Was ist eine Seebestattung?
Bei einer Seebestattung wird die Asche des Verstorbenen (nach Einäscherung) in der Nordsee oder Ostsee auf bestimmten Seebestattungsgebieten verstreut. Die Verstreuung muss von einem zugelassenen Bestattungsschiff aus erfolgen und wird von einem Schiffsführer dokumentiert.

Gesetzliche Regelungen
In Deutschland ist die Seebestattung bundesweit möglich, aber es gelten strenge Regeln: Die Asche darf nur in ausgewiesenen Seebestattungsgebieten verstreut werden, die von der Wasser- und Schifffahrtsverwaltung festgelegt sind. Private Verstreuungen — vom Steg, von der Fähre oder im Urlaub im Ausland — sind nicht zulässig. Die Koordinaten der Bestattung werden schriftlich dokumentiert und den Angehörigen mitgeteilt.

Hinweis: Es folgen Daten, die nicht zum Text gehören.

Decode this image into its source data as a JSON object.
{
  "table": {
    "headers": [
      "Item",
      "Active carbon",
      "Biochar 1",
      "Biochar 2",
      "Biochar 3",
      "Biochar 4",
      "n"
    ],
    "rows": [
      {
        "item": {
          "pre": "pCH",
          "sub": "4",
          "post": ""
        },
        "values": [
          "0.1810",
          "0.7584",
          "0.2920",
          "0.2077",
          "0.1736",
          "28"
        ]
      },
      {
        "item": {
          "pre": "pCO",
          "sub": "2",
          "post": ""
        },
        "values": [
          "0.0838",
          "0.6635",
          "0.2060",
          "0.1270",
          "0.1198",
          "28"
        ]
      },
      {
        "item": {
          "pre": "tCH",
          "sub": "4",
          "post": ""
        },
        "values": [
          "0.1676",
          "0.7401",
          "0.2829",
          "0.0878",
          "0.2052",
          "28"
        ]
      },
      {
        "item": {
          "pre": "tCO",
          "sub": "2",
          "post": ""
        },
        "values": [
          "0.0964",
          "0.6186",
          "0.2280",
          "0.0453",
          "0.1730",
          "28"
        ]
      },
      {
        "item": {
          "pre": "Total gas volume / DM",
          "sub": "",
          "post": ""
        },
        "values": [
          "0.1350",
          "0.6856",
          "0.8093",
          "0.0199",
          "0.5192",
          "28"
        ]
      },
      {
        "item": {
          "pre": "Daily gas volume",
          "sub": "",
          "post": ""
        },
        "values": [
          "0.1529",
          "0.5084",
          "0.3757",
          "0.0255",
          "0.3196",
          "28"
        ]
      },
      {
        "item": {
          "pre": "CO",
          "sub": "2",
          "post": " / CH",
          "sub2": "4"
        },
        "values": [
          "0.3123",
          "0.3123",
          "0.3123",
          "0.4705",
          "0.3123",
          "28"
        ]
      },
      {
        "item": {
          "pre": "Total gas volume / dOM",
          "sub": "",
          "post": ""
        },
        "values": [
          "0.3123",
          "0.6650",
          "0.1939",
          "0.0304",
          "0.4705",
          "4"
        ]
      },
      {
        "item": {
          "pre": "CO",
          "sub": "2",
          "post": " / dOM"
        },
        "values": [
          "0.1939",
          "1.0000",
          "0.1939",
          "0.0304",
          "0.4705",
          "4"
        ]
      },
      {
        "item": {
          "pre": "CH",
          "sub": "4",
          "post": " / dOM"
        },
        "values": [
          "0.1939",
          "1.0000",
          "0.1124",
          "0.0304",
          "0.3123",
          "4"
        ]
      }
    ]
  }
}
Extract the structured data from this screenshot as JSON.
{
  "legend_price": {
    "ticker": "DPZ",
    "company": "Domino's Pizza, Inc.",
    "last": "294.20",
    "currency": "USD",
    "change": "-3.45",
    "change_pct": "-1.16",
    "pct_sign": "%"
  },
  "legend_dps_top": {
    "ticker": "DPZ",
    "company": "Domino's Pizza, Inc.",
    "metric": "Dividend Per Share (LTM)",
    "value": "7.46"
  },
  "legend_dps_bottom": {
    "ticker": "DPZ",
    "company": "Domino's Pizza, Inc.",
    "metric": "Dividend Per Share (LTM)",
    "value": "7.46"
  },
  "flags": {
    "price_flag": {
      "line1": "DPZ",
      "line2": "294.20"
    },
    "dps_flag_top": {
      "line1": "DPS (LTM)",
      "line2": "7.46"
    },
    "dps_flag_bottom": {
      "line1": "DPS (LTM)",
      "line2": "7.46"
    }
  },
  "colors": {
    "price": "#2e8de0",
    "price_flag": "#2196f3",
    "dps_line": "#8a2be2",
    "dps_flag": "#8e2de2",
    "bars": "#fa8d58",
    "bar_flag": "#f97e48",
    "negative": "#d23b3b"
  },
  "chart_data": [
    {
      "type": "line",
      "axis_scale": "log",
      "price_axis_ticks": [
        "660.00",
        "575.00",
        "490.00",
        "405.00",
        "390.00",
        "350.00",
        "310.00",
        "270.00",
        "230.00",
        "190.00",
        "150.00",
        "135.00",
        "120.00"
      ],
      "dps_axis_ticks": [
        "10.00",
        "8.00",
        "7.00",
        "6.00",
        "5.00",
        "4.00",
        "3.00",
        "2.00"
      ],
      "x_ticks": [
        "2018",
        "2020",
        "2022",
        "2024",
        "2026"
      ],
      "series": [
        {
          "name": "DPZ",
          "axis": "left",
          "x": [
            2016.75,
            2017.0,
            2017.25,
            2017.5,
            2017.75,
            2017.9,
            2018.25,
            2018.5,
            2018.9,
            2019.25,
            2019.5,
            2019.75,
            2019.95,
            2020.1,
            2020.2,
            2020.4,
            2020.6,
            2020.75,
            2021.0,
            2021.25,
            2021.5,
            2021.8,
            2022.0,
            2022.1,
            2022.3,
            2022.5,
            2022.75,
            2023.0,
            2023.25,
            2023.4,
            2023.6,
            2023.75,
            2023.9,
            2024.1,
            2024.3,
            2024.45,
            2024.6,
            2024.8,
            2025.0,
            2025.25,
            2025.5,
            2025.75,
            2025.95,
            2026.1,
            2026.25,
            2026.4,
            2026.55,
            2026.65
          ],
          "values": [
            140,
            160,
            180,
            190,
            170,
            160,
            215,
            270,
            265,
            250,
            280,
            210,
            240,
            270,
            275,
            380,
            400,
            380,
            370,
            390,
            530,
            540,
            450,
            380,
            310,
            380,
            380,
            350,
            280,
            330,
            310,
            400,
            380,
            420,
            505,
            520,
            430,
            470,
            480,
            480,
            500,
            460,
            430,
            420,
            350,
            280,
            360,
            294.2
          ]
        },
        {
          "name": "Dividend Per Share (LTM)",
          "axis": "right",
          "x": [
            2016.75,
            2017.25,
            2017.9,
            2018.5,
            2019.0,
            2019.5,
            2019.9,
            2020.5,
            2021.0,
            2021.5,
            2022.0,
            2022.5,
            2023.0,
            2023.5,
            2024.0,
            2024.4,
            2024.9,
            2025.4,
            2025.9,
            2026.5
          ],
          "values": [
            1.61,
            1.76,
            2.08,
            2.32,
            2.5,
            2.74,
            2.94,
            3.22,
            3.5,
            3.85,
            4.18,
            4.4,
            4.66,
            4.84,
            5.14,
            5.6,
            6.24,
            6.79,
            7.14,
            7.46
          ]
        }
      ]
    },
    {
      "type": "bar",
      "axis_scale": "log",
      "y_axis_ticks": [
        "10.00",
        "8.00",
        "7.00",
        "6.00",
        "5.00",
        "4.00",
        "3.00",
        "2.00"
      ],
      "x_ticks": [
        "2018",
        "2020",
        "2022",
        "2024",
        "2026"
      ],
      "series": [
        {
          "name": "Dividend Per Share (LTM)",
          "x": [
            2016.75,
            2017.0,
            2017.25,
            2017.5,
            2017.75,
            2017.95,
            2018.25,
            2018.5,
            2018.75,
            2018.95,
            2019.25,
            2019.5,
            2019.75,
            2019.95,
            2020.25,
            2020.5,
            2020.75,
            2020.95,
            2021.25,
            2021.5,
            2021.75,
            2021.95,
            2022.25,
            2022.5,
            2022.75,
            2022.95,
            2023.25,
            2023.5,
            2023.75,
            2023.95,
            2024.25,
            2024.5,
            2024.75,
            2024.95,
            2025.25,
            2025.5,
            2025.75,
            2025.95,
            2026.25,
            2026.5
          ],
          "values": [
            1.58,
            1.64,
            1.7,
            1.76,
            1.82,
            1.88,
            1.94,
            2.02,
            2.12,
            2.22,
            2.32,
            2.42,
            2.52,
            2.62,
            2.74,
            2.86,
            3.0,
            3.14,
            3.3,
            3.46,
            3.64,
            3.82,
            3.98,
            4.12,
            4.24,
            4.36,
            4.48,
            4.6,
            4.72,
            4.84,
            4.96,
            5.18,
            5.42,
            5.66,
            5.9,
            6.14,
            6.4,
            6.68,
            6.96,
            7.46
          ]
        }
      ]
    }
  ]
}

Ablauf einer Seebestattung
Nach dem Tod und der Einäscherung wird die Asche in einer speziellen, biologisch abbaubaren Urne vorbereitet. Das Bestattungsunternehmen koordiniert die Überfahrt mit einem Bestattungsschiff. Angehörige können bei der Überfahrt dabei sein — oder eine stille Bestattung ohne Begleitung wählen. Die Urne wird am Seebestattungsort versenkt.
Kosten
Eine Seebestattung kostet je nach Anbieter und Umfang zwischen 1.500 und 4.000 Euro. Die Begleitüberfahrt für Angehörige ist in der Regel günstiger als erwartet.
Auch für Binnenbewohner möglich
Eine Seebestattung ist nicht nur für Küstenbewohner möglich. Auch wer in München oder Stuttgart lebt, kann eine Seebestattung beauftragen — das Bestattungsunternehmen übernimmt den Transport der Urne zur Küste.